Boyz II Men sind groß. Riesengroß. In ihren Videos tragen sie von Kopf bis Fuß weiß und stehen auf hohen Wüstendünen oder sitzen an murmelnden Bächen. Oder sie sitzen im Leinenanzug auf Ledersofas. Böswillige nennen es Schmalz, für Zyniker ist es der Sonntagmorgen- Sound von goldkettentragenden 3er-BMW-Fahrern, für alle anderen ist es einfach Soul. Oder Motown: denn den Sound gibt es noch. Auch als Teil des Majors Polygram sendet Motown weiter. Und mit Boyz II Men ist es erfolgreich wie nie zuvor. Boyz II Men entsprechen dabei in etwa Smokey Robinsons Miracles, wenn man Blackstreet, die andere R&B-Supergroup, die allerdings woanders veröffentlichen, die Rolle der Temptations zubilligt.

ALs Boyz II Men vor fünf Jahren mit ihrem Debütalbum „Cooleyhighharmony“ die Szene betraten, standen sie für die Adoleszenz, für das Zwischenstadium, kein Junge mehr und noch kein Mann zu sein und die daraus entstehenden Konflikte im Zweifelsfall auf platonischer Ebene zu lösen. Und nun, beim dritten Album „Evolution“, gehört der Name zur Corporate identity, und wessen Name in den letzten Jahren 30millionenmal über den Ladentisch gegangen ist, wird den Teufel tun, ihn zu ändern.

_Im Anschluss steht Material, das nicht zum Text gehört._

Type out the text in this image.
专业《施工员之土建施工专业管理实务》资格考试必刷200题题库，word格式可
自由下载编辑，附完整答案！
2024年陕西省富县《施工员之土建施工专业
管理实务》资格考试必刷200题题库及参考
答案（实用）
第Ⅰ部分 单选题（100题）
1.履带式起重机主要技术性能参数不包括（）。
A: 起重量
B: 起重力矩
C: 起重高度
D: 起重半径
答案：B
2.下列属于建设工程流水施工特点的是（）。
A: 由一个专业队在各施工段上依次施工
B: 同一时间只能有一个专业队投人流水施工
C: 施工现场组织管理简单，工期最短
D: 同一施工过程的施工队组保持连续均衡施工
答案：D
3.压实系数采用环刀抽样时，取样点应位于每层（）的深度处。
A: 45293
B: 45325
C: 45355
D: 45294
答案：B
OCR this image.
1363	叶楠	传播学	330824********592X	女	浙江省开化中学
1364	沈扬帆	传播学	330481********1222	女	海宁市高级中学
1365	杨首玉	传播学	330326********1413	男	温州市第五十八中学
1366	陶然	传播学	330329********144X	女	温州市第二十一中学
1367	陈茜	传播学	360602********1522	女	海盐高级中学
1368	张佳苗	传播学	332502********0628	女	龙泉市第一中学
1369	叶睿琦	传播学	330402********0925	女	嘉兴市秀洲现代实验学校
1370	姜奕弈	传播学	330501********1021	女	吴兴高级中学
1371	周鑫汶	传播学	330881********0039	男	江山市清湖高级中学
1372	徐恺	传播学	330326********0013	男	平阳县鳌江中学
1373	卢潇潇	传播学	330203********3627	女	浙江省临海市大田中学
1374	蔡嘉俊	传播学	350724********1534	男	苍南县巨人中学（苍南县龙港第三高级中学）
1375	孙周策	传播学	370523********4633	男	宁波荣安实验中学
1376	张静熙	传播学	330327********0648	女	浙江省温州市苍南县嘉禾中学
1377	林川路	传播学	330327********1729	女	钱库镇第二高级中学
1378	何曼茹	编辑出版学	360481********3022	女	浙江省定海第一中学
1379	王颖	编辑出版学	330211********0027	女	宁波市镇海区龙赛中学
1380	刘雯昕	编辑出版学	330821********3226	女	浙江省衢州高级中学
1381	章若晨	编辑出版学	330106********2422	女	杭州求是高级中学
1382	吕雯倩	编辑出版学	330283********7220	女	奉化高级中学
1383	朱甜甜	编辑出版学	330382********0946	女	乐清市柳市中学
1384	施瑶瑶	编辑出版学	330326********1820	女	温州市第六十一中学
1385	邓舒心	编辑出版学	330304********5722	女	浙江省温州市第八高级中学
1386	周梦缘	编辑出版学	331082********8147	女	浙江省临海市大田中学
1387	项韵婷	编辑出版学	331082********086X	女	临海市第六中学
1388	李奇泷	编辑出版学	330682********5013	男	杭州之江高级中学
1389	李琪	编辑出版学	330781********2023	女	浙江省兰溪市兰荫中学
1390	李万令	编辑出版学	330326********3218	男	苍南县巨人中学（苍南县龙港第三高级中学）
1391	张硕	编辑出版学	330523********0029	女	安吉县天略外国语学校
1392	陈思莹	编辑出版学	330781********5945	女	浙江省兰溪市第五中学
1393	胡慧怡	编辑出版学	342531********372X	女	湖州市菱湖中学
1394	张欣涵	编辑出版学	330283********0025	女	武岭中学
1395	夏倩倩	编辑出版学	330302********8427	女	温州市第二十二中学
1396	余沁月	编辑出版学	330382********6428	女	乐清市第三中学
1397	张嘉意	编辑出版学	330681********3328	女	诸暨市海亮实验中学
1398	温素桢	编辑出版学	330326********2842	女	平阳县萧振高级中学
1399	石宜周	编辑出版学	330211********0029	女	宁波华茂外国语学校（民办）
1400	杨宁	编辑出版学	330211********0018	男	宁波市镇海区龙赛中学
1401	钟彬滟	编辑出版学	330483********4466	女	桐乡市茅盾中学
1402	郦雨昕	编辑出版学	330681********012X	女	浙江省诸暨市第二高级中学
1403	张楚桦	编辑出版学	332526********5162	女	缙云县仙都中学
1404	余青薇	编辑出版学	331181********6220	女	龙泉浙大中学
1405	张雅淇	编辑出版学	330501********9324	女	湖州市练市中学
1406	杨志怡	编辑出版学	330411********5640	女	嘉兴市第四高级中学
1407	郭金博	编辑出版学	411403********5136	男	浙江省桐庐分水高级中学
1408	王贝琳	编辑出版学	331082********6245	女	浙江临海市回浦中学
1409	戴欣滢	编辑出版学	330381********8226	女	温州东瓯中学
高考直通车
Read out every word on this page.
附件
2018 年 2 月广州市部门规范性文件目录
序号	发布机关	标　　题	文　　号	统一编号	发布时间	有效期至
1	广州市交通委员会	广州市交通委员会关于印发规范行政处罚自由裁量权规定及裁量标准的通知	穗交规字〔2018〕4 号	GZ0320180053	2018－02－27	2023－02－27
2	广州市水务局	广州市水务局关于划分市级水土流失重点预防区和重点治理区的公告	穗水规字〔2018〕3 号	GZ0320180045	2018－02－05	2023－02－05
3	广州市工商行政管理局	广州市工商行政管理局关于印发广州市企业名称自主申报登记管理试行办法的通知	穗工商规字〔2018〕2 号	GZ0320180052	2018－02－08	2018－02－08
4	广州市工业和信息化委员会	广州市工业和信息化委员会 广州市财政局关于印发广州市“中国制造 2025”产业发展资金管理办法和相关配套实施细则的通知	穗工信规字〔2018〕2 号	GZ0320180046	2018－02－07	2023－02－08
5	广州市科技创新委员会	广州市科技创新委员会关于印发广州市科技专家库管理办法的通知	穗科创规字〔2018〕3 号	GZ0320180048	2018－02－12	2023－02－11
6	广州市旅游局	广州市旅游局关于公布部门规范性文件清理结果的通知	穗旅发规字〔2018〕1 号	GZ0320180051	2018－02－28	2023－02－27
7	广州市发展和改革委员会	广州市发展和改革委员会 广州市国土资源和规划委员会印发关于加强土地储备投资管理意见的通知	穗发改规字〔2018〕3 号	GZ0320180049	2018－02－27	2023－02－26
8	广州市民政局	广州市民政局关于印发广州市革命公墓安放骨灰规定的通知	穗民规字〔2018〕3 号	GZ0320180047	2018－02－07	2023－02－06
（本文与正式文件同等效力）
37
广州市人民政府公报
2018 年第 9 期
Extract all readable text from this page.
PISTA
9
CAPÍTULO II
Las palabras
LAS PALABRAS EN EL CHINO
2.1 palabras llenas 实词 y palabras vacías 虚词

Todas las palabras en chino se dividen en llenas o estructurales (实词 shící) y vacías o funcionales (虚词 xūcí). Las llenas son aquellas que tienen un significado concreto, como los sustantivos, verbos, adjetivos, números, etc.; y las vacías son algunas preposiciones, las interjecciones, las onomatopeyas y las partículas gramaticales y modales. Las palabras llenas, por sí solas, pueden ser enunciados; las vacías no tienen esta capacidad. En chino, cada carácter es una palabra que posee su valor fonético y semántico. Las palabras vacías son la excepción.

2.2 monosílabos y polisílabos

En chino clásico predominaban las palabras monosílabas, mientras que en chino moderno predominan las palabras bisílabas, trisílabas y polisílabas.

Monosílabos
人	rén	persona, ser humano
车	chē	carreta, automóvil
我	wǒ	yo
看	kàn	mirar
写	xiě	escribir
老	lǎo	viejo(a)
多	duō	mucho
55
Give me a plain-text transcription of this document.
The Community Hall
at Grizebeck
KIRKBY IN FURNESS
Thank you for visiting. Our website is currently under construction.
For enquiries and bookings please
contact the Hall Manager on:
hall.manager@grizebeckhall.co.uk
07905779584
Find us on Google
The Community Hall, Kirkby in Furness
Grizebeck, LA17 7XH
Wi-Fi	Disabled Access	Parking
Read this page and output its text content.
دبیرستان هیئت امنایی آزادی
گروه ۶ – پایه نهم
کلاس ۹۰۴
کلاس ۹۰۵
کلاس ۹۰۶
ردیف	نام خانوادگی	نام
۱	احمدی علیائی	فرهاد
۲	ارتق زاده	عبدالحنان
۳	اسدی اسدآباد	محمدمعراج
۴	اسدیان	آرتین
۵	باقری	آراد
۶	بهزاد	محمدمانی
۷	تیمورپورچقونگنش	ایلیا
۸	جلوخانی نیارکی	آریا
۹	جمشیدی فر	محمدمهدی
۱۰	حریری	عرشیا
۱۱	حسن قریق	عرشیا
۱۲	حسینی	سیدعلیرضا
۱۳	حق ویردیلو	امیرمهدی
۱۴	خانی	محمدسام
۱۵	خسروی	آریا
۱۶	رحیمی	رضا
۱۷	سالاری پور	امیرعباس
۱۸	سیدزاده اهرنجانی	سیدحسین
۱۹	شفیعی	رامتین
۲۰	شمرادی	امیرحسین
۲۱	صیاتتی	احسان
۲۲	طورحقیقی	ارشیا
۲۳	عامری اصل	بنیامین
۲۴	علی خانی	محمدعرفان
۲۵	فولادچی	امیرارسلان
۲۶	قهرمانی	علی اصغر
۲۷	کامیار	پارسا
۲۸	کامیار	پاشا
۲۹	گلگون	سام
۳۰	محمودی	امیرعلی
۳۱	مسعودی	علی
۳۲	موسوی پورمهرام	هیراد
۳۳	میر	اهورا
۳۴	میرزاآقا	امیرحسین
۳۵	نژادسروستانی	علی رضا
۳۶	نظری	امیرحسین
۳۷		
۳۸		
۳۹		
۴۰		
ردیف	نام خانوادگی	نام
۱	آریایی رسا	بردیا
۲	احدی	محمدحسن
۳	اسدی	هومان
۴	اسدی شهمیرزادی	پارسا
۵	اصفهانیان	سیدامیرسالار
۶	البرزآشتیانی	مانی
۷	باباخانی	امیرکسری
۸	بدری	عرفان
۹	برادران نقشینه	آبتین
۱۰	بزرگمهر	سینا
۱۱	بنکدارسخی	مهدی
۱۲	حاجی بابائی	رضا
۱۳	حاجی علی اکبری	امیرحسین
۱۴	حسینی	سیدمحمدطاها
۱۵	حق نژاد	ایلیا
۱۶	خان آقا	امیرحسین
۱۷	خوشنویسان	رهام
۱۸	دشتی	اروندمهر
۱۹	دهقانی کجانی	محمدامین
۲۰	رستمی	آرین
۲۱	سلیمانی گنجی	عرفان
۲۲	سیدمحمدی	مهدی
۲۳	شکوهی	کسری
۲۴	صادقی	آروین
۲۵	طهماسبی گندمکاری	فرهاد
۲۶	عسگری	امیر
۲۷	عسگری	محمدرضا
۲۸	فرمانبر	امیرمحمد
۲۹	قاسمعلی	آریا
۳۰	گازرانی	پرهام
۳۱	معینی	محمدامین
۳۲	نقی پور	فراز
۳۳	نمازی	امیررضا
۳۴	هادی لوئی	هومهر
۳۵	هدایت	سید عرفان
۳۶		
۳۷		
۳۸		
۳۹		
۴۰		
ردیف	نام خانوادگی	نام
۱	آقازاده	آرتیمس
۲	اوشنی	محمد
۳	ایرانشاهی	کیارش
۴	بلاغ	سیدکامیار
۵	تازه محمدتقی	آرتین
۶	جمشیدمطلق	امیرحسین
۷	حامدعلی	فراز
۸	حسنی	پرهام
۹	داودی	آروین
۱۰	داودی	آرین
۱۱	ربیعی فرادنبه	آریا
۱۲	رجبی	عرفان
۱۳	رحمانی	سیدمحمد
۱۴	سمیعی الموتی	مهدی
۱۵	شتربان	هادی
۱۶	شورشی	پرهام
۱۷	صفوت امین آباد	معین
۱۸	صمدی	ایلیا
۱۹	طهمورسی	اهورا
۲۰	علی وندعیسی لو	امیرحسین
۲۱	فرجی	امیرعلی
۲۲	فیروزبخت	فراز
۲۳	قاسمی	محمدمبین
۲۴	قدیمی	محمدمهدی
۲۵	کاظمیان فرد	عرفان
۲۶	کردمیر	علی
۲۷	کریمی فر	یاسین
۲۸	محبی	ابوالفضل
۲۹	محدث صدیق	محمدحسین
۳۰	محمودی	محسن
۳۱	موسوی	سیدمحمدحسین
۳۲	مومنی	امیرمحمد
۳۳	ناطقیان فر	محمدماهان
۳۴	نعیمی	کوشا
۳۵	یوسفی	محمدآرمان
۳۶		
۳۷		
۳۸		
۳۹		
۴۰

Den Teufel tun Boyz II Men sowieso nicht. Alle vier danken im Booklet Gott dem Vater für seine Unterstützung, und jede Antidrogen- und Anti-Vorehelicher-Sex-Elternorganisation wäre erfreut über die Lyrics des Quartetts. Da geht es vor allem darum, daß Liebe heute ein seltenes Gut ist, daß der Sommer vorbei und es ganz schön kalt ist alleine oder daß Liebe bedeutet, bei Wind und Wetter füreinander einzustehen.

Doch wer hört schon so genau auf Inhalte, wenn die Form perfekt ist. Wenn die Gesangsharmonien stimmen. Kurz: Wenn man der Neunziger-Variante des Motown-Sounds lauscht. Dafür ist alles, was Rang und Namen unter den Black-Music-Produzenten hat, mit einem oder zwei Tracks dabei. Babyface, der omnipräsente Puff Daddy sowie Jimmy Jam und Terry Lewis, die auch das neue Janet-Jackson-Album produziert haben.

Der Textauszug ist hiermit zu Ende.